The starting gun has been fired on the General Election campaign and the political slanging match has already begun.
Amidst the inevitable mudslinging, there are two parties that are in agreement when it comes to private rented housing.
Despite popular myth, good landlords and tenants want the same things: a system that gets rid of the crooks who call themselves landlords; more homes to rent in the sector to give tenants greater choice over their housing needs; a form of tenure that is fair to both tenants and landlords; and a system in which tenants take control of their finances.
The RLA today launches its manifesto for 2015 which provides constructive, effective and pragmatic solutions to the problems that landlords and tenants face on a daily basis.
Let’s take for example the criminals operating within our sector. While some suggest that a national register of landlords will root out the criminals, it is clear that only those operating within the law would sign up. The end result would be that tenants across the country continue to endure misery as the crooks continue to operate unnoticed.

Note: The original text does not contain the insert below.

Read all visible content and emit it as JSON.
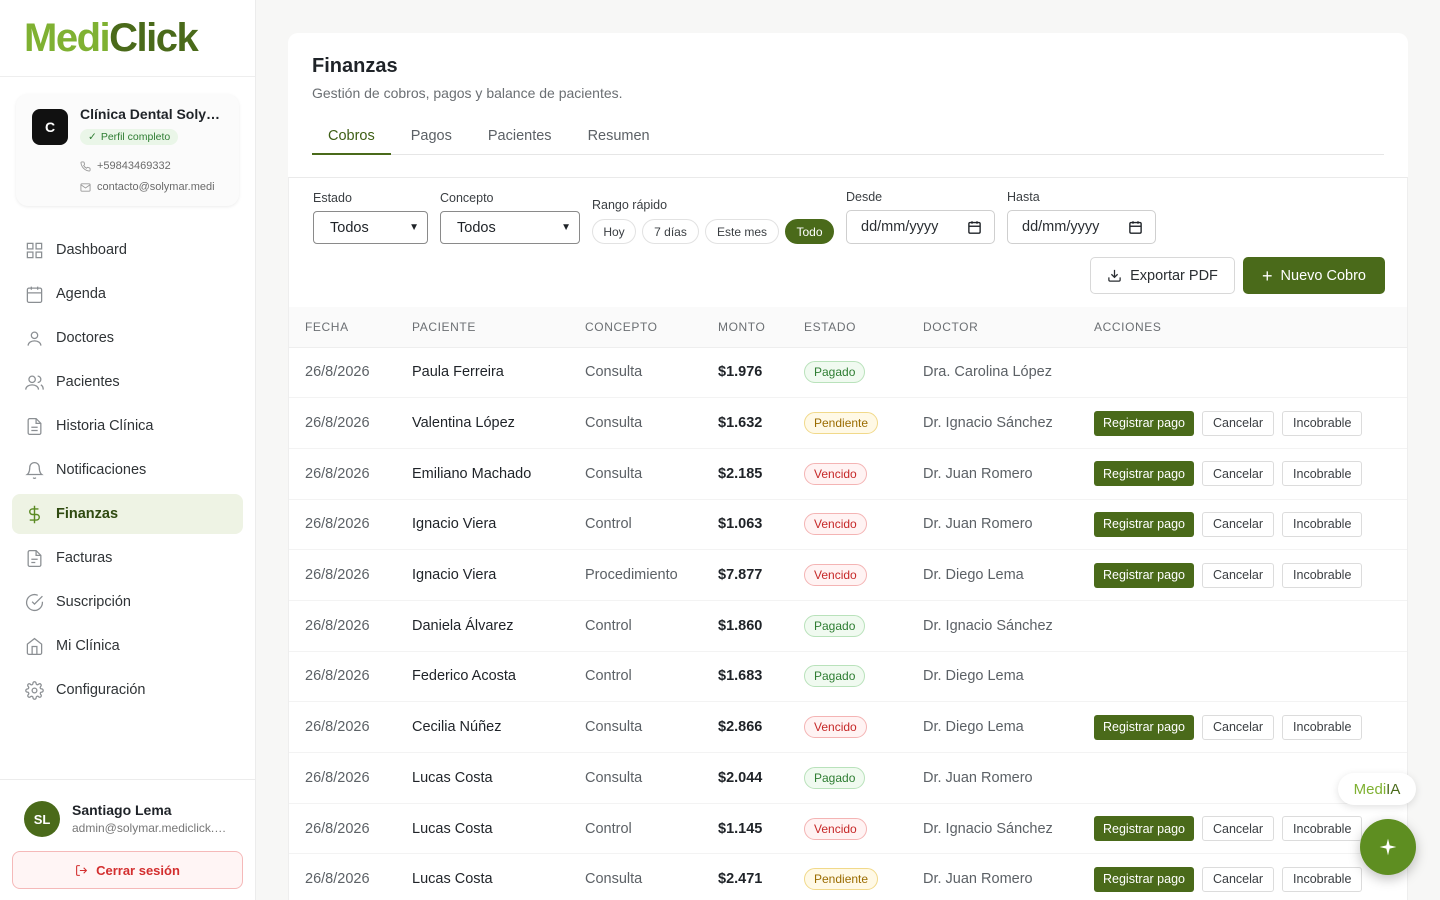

The RLA is calling for a simple change to council tax forms so that households have to identify the tenure of their property, together with details, where rented, of their landlord or letting agent. Where the information is not supplied it would immediately set alarm bells ringing and provide councils with the intelligence they need to stop the criminals in their tracks.
It is also simply a myth to think that landlords want to evict their tenants: what benefit is it to them?
There are already protections in place to guard against retaliatory evictions, but too few tenants know about it. The cross party Communities and Local Government Select Committee warned in 2013 that further legislation would serve only to “stunt the market.” Official figures show that average tenancies in the sector are now almost 4 years, but we can still do more.
The RLA proposes that tenants should have a contractual right to extend their tenancy for six or twelve months at a time. Under this model landlords would only be able to regain their property under certain circumstances, such as wanting to sell it, or if their tenant failed to pay their rent on time. With political support, we could implement this now without the need for new legislation.
And when it comes to the payment of rents, the RLA is in agreement with Shelter, Crisis, Citizens Advice Bureau and the Money Advice Trust about tenant choice on Welfare Reform. The RLA firmly believes that if tenants are to be at the forefront of government changes, to help them budget they should be given a choice as to who should receive the housing element of universal credit – themselves or their landlords. Tenants want it and it cannot be right that Government policy prevents them from making what for many would be a rational decision.
The private rented sector is a success story.
It is the only housing tenure growing. More than five million dwellings were created between 1986 and 2012. 57% of these have been for private rent.
The Intermediary Mortgage Lenders Association has noted that individual landlords have invested a net of some £50 billion a year in homes to rent.
And figures in the English Housing Survey show that a higher proportion of private sector tenants are satisfied with their properties compared to those in the social sector.
Of course, this does not mean that the sector is perfect, far from it. That is why the proposals set out in the RLA’s manifesto offer pragmatic and achievable solutions that will help our sector grow, provide the safety and security in tenure that landlords and tenants both yearn for and crucially enable councils to properly enforce the wide range of powers they already have.